January’s National Vocation Awareness Week intended to make vocations ‘everyone’s business’

National Vocation Awareness Week will be celebrated in the U.S. Jan. 10-16 to help make vocations “everyone’s business.”

Cardinal Sean O’Malley of Boston, the chairman of the Bishops’ Committee on Clergy, Consecrated Life and Vocations, said the week provides parishes the opportunity to promote vocations through prayer and education.

“It is our responsibility to encourage young people to be generous in their response as they discern the possibility of a call to service in the Church. We must also ask parents, families and our parish communities to assist with this work, vocations are everyone’s business,” the cardinal said in a press release from the U.S. Conference of Catholic Bishops (USCCB).

The Year for Priests, sponsored by the Vatican, continues through June 2010. Dioceses are highlighting the role of priests in diocesan newspapers, on web sites and with other events.

At the Smithsonian Institute in Washington, D.C., the “Women & Spirit” exhibit will discuss the contributions of women religious in the U.S.

The Leadership Conference of Women Religious is co-sponsoring the exhibit.

The U.S. bishops have named the promotion of vocations to the priesthood and religious life as one of their five priorities.

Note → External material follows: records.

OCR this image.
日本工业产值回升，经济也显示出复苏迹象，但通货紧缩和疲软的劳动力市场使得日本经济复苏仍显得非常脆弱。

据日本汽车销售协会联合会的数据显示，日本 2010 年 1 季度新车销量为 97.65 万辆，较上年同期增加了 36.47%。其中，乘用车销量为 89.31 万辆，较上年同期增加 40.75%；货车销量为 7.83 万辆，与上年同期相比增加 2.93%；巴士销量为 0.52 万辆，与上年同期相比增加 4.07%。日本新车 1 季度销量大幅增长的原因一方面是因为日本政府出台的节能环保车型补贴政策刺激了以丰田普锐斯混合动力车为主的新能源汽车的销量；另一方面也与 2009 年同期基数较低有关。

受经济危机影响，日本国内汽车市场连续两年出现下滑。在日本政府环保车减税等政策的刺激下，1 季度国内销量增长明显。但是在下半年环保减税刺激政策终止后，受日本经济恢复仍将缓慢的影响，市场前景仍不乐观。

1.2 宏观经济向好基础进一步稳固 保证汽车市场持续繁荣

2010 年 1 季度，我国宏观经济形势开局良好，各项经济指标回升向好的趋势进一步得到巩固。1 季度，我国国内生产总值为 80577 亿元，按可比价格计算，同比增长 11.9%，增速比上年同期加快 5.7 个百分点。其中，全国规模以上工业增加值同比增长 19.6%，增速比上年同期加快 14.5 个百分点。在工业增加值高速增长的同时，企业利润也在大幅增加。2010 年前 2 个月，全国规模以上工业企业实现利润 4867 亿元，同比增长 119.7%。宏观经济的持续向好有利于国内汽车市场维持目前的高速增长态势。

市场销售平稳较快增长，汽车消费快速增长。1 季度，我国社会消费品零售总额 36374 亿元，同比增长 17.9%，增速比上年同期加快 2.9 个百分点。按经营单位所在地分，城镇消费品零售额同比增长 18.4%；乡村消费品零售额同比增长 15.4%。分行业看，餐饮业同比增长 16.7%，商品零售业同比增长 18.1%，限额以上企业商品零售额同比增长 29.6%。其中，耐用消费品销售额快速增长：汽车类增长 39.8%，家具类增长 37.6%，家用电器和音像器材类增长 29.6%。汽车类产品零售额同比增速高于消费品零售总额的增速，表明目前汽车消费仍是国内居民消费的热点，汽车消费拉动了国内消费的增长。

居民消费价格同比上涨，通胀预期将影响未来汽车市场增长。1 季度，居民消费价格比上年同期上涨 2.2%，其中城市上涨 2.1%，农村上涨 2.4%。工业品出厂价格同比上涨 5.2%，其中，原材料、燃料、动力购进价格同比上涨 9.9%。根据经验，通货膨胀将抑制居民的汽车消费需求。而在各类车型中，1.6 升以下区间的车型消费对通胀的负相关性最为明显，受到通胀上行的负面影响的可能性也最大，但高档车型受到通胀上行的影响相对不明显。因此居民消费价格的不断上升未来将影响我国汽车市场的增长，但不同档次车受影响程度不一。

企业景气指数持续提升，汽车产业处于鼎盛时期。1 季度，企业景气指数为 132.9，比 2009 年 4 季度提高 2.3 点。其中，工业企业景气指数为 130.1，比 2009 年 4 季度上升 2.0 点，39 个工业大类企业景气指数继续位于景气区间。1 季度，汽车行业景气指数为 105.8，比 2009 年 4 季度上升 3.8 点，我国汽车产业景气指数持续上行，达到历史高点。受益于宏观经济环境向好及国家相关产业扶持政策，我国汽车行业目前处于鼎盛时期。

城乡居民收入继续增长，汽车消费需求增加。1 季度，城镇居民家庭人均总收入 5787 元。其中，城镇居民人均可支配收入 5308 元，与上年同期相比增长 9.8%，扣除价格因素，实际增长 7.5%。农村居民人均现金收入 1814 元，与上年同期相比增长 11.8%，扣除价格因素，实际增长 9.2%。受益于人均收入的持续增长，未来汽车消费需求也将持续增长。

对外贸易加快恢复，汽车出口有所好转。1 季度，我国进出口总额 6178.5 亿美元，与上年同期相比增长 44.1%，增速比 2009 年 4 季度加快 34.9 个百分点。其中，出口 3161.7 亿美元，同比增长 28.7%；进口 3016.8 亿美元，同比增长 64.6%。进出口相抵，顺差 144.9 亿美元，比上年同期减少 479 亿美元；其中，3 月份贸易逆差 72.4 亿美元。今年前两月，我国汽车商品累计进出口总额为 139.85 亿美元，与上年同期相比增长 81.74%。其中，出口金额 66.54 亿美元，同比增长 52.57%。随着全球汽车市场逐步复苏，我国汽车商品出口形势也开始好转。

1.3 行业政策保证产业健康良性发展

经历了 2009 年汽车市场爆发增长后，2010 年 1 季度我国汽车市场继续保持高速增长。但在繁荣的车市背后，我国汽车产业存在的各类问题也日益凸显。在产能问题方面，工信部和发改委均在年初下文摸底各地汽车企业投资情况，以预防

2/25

They promote vocations through their website at www.usccb.org.

Fr. David Toups, interim executive director of the USCCB’s Secretariat of Clergy, Consecrated Life and Vocations, said the Church needs to help young people “hear the Lord in prayer so they can recognize Him in their lives.”

“This week reminds us that it is our responsibility to pray for vocations and to invite young people to consider a call to ordained ministry and consecrated life,” he added.

National Vocation Awareness Week began in 1976 and originally began on the 28th Sunday of the year.

In 1997, the observance was moved to coincide with the Feast of the Baptism of the Lord, celebrated on January 10 in 2010.

The Feast marks the initiation of Jesus into public ministry. Its celebration helps the faithful recommit themselves to follow Jesus, the USCCB says.

The faithful are initiated through their own baptism to be the Beloved of God, commissioned to proclaim the Good News with their lives.